9 ayın sonunda yine her uykudan önce emzirdim ama emzirirken kesinlikle ve kesinlikle gözlerinin dahi kapanmasına izin vermedim. Eskiden gözleri kapalı olarak emdiğinde tam olarak uyumuyor sanıyordum ve bunun uykunun ilk evresi olduğunu düşünmüyordum. Halbuki bebekler aktif olarak emerken de gayet güzel uyuyabiliyorlar. Yeterince emdiğine kani olduktan sonra yatağına koyuyor ve kah ninni söyleyerek kah pışpışlayarak uyutmaya çalışıyordum. Böyle yaparak artık emerek değil de yatağında yatarak uyuyacağı mesajını vermeye çalıştım. Önce oyun haline getirip devamlı ayağa kalkıyordu ben de tekrar yatırıp pışpışlıyordum. Uykusu çok gelip uykuya dalamayınca iyice mızmızlanmaya ve ağlamaya başlamak üzereyken yataktan alıp tekrar emziriyor ve yine kah gıdıklayarak kah konuşarak gözlerinin kapanmasına izin vermiyordum. Biraz emzirdikten sonra tekrar yatağına koyuyor aynı şeyleri tekrar ediyor ve eğer yine ağlarsa yeniden alıyor emziriyor ve tekrar yatağına koyuyordum. Ta ki yatağında hareketsiz kalıncaya dek. Baybars’ın ilk defa kendi kendine gözlerinin kapanmasını izlemek güneşin batışını izlemek kadar olmasa da harika bir manzaraydı benim için ;).

İlk gün uykuya dalması iki saat sürdü, ikinci gün bu süre bir saate düştü ve üçüncü gün ise yarım saatte uykuya dalmış oldu.
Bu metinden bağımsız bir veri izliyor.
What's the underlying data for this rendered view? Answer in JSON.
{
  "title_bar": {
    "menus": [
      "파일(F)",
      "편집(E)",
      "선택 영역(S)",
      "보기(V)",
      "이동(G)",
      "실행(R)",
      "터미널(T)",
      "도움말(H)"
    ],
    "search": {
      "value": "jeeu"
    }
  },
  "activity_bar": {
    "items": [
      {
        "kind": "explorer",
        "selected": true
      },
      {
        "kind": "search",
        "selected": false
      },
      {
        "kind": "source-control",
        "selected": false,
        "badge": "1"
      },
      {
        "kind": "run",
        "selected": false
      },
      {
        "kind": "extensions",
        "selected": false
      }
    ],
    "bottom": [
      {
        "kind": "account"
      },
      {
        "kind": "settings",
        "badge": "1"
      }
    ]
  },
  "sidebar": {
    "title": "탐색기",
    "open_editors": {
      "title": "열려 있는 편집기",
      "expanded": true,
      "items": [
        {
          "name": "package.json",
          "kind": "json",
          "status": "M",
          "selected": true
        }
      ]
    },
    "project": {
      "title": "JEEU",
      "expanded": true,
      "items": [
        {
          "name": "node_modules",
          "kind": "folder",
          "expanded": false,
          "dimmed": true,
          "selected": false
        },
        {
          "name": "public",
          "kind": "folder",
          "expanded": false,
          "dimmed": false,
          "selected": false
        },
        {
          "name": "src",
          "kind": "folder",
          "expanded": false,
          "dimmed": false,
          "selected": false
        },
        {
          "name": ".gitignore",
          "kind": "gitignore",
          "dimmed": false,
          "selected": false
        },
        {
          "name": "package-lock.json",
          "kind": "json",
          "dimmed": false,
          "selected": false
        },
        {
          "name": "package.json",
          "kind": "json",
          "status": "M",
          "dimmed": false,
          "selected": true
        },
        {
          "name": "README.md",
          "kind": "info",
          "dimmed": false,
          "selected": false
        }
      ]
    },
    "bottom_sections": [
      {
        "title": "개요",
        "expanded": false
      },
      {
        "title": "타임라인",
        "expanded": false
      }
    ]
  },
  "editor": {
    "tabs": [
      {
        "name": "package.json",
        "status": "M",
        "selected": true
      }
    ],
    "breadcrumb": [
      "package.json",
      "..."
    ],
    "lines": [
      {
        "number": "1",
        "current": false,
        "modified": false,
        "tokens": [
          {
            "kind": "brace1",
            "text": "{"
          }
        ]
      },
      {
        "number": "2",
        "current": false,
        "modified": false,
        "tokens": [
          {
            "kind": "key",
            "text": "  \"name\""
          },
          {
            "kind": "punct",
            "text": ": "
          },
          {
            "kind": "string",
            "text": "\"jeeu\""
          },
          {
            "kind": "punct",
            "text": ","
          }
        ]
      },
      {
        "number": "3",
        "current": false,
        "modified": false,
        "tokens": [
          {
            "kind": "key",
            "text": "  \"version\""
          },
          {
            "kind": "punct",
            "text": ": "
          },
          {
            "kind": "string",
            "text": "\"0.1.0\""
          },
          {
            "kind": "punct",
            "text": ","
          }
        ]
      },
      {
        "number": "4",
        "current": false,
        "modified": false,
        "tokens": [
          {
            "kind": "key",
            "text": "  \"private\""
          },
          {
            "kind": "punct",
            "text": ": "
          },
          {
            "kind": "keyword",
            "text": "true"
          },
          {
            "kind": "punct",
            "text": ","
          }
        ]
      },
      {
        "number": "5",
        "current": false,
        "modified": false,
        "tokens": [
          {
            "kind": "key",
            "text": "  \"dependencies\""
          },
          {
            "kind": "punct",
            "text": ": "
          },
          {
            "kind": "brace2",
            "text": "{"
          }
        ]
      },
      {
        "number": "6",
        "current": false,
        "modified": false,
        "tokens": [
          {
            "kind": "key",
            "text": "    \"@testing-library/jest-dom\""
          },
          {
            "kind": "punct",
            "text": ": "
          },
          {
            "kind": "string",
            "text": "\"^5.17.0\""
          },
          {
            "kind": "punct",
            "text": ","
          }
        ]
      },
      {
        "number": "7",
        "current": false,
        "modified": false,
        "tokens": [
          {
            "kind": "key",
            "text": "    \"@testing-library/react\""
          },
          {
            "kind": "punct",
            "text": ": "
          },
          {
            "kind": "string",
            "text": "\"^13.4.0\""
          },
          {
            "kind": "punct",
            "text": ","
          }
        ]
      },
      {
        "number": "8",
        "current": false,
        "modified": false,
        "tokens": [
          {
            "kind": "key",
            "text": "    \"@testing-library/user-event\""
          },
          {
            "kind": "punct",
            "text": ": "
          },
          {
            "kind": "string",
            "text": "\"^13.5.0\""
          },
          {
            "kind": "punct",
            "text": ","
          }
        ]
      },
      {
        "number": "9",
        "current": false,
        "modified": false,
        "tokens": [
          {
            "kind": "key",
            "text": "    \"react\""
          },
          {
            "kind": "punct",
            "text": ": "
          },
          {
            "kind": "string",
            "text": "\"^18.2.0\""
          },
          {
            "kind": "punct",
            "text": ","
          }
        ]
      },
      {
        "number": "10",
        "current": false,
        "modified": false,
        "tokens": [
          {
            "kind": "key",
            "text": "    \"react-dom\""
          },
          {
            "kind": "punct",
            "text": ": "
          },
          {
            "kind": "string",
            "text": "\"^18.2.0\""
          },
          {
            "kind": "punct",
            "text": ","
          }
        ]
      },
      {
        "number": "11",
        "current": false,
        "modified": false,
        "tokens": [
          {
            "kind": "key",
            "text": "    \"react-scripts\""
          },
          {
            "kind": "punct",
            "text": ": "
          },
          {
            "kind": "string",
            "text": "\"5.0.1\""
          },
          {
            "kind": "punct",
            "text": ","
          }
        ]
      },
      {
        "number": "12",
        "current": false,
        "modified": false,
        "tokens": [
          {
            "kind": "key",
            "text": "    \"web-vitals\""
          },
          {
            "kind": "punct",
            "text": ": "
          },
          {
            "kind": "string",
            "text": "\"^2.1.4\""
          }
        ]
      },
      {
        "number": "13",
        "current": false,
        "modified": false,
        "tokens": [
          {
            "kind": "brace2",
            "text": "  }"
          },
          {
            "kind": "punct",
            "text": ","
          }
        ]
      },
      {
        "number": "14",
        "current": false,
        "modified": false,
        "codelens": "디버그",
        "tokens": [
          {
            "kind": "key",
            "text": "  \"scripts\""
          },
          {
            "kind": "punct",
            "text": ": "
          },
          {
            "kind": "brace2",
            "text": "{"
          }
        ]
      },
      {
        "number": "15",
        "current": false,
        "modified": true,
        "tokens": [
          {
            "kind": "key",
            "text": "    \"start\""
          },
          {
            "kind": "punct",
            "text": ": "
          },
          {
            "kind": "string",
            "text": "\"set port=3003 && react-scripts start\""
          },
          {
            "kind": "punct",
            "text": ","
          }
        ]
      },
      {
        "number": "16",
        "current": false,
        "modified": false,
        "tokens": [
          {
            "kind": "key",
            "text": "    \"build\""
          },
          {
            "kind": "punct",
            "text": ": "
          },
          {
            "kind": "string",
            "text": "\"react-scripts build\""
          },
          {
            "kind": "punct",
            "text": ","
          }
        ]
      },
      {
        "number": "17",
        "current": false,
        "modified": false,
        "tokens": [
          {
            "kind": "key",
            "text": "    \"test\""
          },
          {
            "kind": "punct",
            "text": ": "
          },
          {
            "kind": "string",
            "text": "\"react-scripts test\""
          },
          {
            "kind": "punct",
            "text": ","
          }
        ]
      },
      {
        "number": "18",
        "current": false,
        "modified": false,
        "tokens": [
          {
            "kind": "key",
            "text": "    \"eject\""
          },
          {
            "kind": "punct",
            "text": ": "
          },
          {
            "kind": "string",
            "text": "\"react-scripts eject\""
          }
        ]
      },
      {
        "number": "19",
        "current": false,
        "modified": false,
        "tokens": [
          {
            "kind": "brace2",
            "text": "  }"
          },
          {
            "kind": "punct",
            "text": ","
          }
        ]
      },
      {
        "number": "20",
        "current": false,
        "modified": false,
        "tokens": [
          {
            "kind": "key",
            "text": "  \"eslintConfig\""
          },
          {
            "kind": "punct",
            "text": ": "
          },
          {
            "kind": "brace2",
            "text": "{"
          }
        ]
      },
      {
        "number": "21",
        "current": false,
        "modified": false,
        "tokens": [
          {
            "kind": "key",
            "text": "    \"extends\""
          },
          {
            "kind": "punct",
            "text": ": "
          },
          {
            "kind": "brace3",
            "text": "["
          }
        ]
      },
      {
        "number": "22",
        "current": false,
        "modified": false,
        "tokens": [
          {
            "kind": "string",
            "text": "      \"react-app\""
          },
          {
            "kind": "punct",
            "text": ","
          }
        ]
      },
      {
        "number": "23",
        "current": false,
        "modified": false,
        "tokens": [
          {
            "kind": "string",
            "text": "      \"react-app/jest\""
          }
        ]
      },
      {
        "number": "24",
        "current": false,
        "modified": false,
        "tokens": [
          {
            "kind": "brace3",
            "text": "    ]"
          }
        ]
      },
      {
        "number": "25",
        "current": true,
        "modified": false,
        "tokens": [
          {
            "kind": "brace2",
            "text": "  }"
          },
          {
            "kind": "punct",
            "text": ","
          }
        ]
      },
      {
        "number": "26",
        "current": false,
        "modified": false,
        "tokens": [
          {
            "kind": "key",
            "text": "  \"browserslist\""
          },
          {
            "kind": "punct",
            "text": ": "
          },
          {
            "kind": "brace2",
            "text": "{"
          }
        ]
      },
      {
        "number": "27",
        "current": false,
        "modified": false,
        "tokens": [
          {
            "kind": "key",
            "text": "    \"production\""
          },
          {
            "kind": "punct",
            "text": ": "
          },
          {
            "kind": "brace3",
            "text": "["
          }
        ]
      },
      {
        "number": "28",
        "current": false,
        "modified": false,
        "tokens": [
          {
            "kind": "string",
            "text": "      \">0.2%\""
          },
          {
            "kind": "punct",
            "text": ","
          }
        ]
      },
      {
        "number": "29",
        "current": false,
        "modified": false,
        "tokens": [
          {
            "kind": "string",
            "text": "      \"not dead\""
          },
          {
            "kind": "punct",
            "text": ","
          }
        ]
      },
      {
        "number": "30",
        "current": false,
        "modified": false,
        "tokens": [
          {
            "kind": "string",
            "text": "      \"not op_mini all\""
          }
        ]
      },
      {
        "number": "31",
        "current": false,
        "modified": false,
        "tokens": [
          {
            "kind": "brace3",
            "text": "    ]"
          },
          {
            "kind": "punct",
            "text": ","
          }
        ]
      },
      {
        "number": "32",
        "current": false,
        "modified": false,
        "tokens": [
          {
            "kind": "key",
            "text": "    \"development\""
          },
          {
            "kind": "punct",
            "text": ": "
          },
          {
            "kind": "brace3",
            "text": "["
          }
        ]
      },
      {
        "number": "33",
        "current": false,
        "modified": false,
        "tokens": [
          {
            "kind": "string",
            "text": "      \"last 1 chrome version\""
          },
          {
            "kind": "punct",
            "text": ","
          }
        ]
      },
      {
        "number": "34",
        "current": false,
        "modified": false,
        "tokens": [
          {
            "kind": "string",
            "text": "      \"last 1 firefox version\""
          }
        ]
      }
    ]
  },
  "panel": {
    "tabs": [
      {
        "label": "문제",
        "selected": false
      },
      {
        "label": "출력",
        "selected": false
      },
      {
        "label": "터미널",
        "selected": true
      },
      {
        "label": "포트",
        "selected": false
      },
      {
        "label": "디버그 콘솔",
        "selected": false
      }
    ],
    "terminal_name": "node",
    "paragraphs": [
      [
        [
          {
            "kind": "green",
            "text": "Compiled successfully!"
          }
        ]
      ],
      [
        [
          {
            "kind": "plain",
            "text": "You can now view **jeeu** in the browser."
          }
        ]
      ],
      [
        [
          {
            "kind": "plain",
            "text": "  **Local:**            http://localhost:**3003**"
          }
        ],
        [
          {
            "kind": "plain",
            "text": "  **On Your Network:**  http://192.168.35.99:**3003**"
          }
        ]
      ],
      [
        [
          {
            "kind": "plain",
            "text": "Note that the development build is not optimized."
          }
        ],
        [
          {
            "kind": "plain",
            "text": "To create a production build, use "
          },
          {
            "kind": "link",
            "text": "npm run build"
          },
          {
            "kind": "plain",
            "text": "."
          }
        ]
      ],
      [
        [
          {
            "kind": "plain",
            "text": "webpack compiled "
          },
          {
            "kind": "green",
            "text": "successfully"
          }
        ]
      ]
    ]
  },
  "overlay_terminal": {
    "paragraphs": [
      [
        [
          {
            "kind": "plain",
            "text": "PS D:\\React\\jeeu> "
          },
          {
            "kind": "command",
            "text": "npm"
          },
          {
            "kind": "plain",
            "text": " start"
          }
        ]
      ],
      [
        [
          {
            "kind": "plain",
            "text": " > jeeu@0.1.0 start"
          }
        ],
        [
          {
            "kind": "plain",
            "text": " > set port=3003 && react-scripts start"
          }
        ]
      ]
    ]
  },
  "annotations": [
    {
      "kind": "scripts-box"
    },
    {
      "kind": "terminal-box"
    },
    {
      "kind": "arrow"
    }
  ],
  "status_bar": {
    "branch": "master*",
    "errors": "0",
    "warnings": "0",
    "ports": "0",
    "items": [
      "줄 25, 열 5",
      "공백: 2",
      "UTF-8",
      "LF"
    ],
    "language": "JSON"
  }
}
O günden sonra da gece uykuya dalma süresi hiçbir zaman 30 dakikayı geçmedi ve bu da benim için çok ama çok önemli bir gelişmeydi.

Teoriye göre kendi kendine uykuya dalmayı öğrenebilen bebekler gece uykuları hafifleyip de uyandıkları zaman tekrar uykuya kolayca dalabiliyorlarmış. Ama Baybars için hiçbir zaman geçerli olmadı bu. Uyanma aralıkları uzadı (3-4 saat arayla) fakat ne kadar uğraştıysam da gece uyandığında emmeksizin tekrar uykuya dalmadı. Onu uyuturken odadan çıkmaya hiç cesaret edemediğim için belki de gece uyanmaları hep devam etti (ve hala ediyor).

Birçok anne emzirerek uyutmanın en kolay yol olduğunu söylüyor ki eğer bebeğiniz 15 dakikada uyuyor ve gece en fazla iki kere emmek için uyanıyorsa gerçekten kolay bir yöntem (tabii emzirmeyi bırakana kadar ve eğer bebeğinizi sizden başka kimse uyutmayacaksa). Ama eğer uykuya geçiş uzuyorsa, diyelim ki emzirmek bir saati buluyorsa (defalarca başıma geldi) bu anne için sıkıntılı olabiliyor. Baybars memeyi bırakmak asla istemezdi. Bir kere gözleri memede kapandıysa yatağına koyduğumda mutlaka ağlardı o yüzden ben de emzirirken sesli nefes bile almadan Baybars’ın derin uykuya geçmesini beklerdim. Bu sefer uykusunun bir kısmını emerken uyuduğu için yatağında çok daha az uyuyordu.

Bir sürü yöntem var; Ferber, Tracy Hogg, Elizabeth Pantley, Kim West gibi gibi. Hepsinin temelde söylediği şey; ‘bebeğinize kendi kendine uykuya dalmayı öğretin çünkü uykuya dalmadan önce en son sıcak kollarınızda olduğunu hatırlıyorsa uykusu hafiflediğinde kendini başka yerde bulunca feryat edecektir.’ Hangi yöntemi seçerseniz seçin, kararlı ve istikrarlı olmadığınız takdirde işe yaramayacaktır. Ancak bir kaç hafta boyunca ısrarla deneyerek yeni bir düzen oluşturabilirsiniz.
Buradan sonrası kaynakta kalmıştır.